The S&P 500 rose slightly on Wednesday, eking out another record closing high, as traders digested the latest developments surrounding a new round of U.S. fiscal stimulus negotiations.

The broad market index ended the day up 0.2% at 3,669.01. The Dow Jones Industrial Average climbed 59.87 points, or 0.2%. The Nasdaq Composite dipped 0.1% to 12,349.37. It was the second straight record close for the S&P 500. The Nasdaq also reached an all-time closing high in the previous session.

Energy and financials were the best-performing sectors in the S&P 500, advancing 3.2% and 1.1%, respectively. Boeing led the Dow higher with a gain of 5.1%. However, Boeing's pop was slightly offset by an 8.5% drop in Salesforce after the cloud company confirmed its acquisition of messaging platform Slack for $27.7 billion.

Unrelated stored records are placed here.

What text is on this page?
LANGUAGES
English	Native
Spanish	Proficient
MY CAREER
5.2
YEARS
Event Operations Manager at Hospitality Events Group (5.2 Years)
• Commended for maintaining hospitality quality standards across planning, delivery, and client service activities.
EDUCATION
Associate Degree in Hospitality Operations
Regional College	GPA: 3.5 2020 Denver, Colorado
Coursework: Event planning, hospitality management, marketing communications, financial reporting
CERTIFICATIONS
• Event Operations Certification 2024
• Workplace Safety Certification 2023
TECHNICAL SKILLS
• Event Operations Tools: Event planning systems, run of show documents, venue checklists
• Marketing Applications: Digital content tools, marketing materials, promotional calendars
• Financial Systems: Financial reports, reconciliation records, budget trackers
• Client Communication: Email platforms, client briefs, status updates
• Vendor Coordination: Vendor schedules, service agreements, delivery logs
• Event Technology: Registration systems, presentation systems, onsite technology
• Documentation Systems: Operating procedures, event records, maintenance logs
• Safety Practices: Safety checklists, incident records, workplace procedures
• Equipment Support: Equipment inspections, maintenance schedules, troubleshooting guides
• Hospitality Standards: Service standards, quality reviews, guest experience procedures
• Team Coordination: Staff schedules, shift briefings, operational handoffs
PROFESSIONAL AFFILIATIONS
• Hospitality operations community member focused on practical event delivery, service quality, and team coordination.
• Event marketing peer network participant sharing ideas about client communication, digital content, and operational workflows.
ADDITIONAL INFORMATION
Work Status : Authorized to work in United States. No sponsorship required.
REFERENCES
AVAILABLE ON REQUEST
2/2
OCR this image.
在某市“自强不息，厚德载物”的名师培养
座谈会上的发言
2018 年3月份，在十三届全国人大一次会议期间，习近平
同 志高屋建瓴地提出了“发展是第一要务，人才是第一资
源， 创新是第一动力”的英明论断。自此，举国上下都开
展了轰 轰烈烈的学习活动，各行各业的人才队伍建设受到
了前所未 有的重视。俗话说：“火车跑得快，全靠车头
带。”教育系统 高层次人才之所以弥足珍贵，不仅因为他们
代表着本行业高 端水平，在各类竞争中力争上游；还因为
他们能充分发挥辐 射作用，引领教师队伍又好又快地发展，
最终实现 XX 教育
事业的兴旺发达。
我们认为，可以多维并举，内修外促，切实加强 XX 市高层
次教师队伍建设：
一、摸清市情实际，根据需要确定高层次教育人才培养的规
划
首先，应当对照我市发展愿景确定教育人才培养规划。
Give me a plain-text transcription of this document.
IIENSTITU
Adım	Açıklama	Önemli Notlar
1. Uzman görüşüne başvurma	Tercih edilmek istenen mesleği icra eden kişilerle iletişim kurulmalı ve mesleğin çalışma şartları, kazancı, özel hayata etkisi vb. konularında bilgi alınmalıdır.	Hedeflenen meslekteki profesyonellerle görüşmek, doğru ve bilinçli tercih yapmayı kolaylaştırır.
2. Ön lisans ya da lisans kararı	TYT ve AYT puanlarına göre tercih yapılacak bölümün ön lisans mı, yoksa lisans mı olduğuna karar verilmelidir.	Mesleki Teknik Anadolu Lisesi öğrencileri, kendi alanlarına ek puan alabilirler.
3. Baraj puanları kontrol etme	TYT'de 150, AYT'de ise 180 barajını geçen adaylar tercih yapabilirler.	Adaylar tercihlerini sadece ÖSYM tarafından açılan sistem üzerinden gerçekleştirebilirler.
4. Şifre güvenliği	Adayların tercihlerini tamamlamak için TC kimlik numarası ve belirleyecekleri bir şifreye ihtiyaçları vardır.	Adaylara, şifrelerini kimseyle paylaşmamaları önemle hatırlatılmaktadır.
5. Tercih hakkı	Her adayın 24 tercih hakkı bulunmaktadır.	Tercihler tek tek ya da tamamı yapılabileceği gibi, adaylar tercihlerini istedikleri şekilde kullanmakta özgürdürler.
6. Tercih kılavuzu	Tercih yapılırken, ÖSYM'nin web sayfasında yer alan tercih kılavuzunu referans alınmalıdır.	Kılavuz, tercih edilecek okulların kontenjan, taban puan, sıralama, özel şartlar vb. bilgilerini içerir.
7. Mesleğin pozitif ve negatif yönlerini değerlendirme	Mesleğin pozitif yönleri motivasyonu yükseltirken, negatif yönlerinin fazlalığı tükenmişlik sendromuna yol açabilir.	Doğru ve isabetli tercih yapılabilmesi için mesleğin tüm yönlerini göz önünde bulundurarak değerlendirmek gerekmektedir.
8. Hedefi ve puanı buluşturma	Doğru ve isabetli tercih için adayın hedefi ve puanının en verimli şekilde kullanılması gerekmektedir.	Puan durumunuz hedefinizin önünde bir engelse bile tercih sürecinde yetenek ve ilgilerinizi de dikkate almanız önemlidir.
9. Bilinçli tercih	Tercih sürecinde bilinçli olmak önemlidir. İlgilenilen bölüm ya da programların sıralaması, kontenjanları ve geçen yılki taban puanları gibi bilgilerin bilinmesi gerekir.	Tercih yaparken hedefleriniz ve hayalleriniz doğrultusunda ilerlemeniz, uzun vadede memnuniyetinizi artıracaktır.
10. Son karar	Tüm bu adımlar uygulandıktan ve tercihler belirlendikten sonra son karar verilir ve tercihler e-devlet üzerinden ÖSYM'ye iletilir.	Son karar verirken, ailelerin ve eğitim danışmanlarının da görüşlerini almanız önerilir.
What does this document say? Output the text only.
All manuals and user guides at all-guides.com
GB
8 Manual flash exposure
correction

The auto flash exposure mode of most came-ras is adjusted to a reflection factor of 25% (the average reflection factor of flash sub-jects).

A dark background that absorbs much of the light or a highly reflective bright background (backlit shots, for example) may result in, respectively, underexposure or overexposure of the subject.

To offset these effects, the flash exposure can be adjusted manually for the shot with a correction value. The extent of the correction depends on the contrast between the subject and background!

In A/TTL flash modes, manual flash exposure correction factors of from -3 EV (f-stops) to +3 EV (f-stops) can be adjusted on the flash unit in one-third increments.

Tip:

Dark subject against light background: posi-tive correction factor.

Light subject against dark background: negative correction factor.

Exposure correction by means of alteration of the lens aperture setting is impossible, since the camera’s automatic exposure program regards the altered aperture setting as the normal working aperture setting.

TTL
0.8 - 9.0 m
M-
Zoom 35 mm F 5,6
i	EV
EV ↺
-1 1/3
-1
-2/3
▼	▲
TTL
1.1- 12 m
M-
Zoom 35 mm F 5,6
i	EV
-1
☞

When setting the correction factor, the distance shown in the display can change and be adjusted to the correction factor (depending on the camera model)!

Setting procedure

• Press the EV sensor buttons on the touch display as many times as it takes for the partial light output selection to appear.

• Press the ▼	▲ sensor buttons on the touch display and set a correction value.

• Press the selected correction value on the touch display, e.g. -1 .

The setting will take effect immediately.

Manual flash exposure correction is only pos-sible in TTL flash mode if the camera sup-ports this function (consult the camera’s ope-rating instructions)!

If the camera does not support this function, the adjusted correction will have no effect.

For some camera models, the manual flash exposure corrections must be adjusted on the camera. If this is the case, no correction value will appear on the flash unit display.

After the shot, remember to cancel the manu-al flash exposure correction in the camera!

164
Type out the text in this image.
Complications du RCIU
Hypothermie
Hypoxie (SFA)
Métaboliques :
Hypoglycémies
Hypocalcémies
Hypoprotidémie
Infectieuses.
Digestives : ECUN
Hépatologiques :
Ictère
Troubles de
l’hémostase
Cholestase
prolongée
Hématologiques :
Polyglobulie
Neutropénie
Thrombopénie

House Speaker Nancy Pelosi and Senate Minority Leader Chuck Schumer said in a joint statement Wednesday that the bipartisan bill unveiled on Tuesday should be used as "basis for immediate bipartisan, bicameral negotiations." Those comments lifted the market off their lows.

On Tuesday, Senate Majority Leader Mitch McConnell rejected the $908 billion proposal aimed at breaking the stalemate over new stimulus in Congress.

"The potential for fiscal stimulus in the lame duck session does appear to be on the rise, but any package that will be considered will likely be significantly smaller than the $1 trillion that had been talked about prior to the election," said Yousef Abbasi, global market strategist at StoneX.

Stocks are coming off of their best month in more than three decades. The Dow gained more than 11% in November, notching its best one-month performance since January 1987. The S&P 500 and Nasdaq Composite rose 10.8% and 11.8%, respectively, for their strongest monthly advances since April. 

November's rally was bolstered by positive vaccine news from several pharmaceutical companies. The developments pushed investors into stocks that hinge on a strong economic recovery. Investors digested more positive Covid-19 vaccine news on Wednesday. The UK authorized the Pfizer-BioNTech vaccine for use, marking another step in the global battle against the pandemic.

"The beginning of Covid-19 vaccinations is getting close, bringing 'buy on any dip' to the forefront," Jim Paulsen, chief investment strategist at the Leuthold Group, told CNBC. "After a weaker Monday session, Tuesday brought investors looking for an opportunity to increase risk-on exposures. Activity was further boosted today by bond yields rising in concert with a stronger stock market adding to optimism that recent economic momentum may remain healthy despite the winter Covid-19 case surge."

Despite the positive vaccine data, Federal Reserve Chairman Jerome Powell called the economic outlook "extraordinarily uncertain" on Tuesday when he and Treasury Secretary Steven Mnuchin spoke before Congress this week as part of mandated updates on CARES Act funding. Mnuchin did call on Congress for $300 billion in aid for restaurants heading into the winter months.

On the data front, private payrolls rose by 307,000 in November, according to ADP. Economists polled by Dow Jones expected 475,000 private jobs were added in November. The number was also the lowest since July. ADP's report comes days ahead of the Labor Department's monthly jobs report.